More current than ever, given the return of Taliban extremists to power in Afghanistan, the September 11 attacks turn 20 years old this Saturday. And one of the survivors of the attacks on the World Trade Center recounts the moments of terror he lived through that fateful bloody Tuesday. “I didn’t even know if I was alive or dead,” says Richard Eichen.
Character of one of the specials that the History channel will show to remember this historic milestone, Eichen agreed to speak openly with the TV news about her experience on September 11th and about the trauma she still carries today due to the attacks.
The then WTC employee was in the North Tower, the first to be hit by the hijacked planes, and was one of the few survivors from floor 90. “I was one of five people on that floor who managed to get out. no one else,” he points out.
I heard a metallic sound, like a blow; it was the plane that hit the building. Then everything burst into flames. The walls fell. A friend who was on fire died between my legs. I had no idea what was going on. I saw the flames on the walls and the ladies’ room door opening and closing against its own hinges. And I thought: ‘What do I need to do to survive this nanosecond?’ And then I realized that I was also wounded and bleeding.
Amidst all the confusion, Eichen became a hero by helping Luz González, another employee of the building he didn’t even know, to descend the 90 flights of stairs to the ground floor. “As we were going down, she passed out twice. Around floor 40, we found a firefighter, who gave her oxygen and helped me carry her. Then more came. One asked me, ‘How are things up there?’ . And I: ‘How are they underneath?’ Nobody understood what had happened,” he says.

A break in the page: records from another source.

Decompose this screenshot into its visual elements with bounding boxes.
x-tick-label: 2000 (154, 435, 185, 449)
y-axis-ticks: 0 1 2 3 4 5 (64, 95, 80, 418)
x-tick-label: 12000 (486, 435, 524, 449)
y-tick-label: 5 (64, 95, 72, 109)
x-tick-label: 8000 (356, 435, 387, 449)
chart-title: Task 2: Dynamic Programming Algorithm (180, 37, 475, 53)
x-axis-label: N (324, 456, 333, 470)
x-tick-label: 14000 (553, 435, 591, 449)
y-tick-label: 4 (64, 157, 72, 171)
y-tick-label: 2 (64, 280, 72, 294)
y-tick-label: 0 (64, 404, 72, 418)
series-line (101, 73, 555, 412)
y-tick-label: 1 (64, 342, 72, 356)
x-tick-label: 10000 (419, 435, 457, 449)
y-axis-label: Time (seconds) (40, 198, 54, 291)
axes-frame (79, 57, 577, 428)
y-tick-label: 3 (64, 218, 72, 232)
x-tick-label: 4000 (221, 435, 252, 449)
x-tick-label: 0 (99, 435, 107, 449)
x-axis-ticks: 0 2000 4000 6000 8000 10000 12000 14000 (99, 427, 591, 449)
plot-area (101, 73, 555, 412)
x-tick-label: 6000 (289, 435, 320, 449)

The official, who was about to turn 50 on the day of the attack, narrowly escaped the tragedy. “I had taken four steps out of the building when it started to fall. I saw the building collapse almost over my right shoulder. .”
Then I thought: ‘Everything is quiet, dark, I don’t feel pain anymore. If death is like that, I’m at peace‘. This is something I always carry with me. At that exact moment, I was wondering if I was alive or dead, because I didn’t even know. Then I was taken to the hospital and when I got there, I realized it was a disaster.
Effects of tragedy remain
Even 20 years after the attack that nearly took his life, Richard Eichen still feels the consequences on his physical and mental health. “I have medical problems related to that day. My father is 99 years old, and I always think, ‘Will I live as long as he does?'”, he says.
The psychological was also shaken forever after the tragedy. “I developed post-traumatic stress. When I hear a very loud sound, it all comes out. Getting on a plane was very difficult. Whenever I went to a movie or a restaurant, I was already looking for emergency exits. I also had nightmares, of course. . And when it comes this time of year, I get really anxious, but I’ve learned to deal with it. But it’s something that happens every year and I think it will continue to happen for the rest of my life.”
September 11th Specials
History will show five new documentaries about the 2001 attacks between this Friday (10) and Saturday (11). The special program starts at 8:15 pm, with Conspiracy Theories. At 10 pm, The Four Fatal Flights tells the stories of passengers and crew in their final moments.
On Saturday, at 7:45 pm, Assault on the Pentagon brings the reports of men and women who were at the headquarters of the Department of War of the United States and reveals how the most protected place on the planet became a target. At 8:40 pm, World Trade Center: Before and After the Fall shows the architectural project that attracted the eyes of the world and how two planes were able to destroy everything in a matter of minutes.
Finally, at 10:20 pm, Hunt for Bin Laden: The Mission Revealed opens up the backstage of the US action that culminated in the death of the terrorist leader. Former President Barack Obama, then Secretary of State Hillary Clinton and undercover military agents who were on the mission are among those interviewed for the program.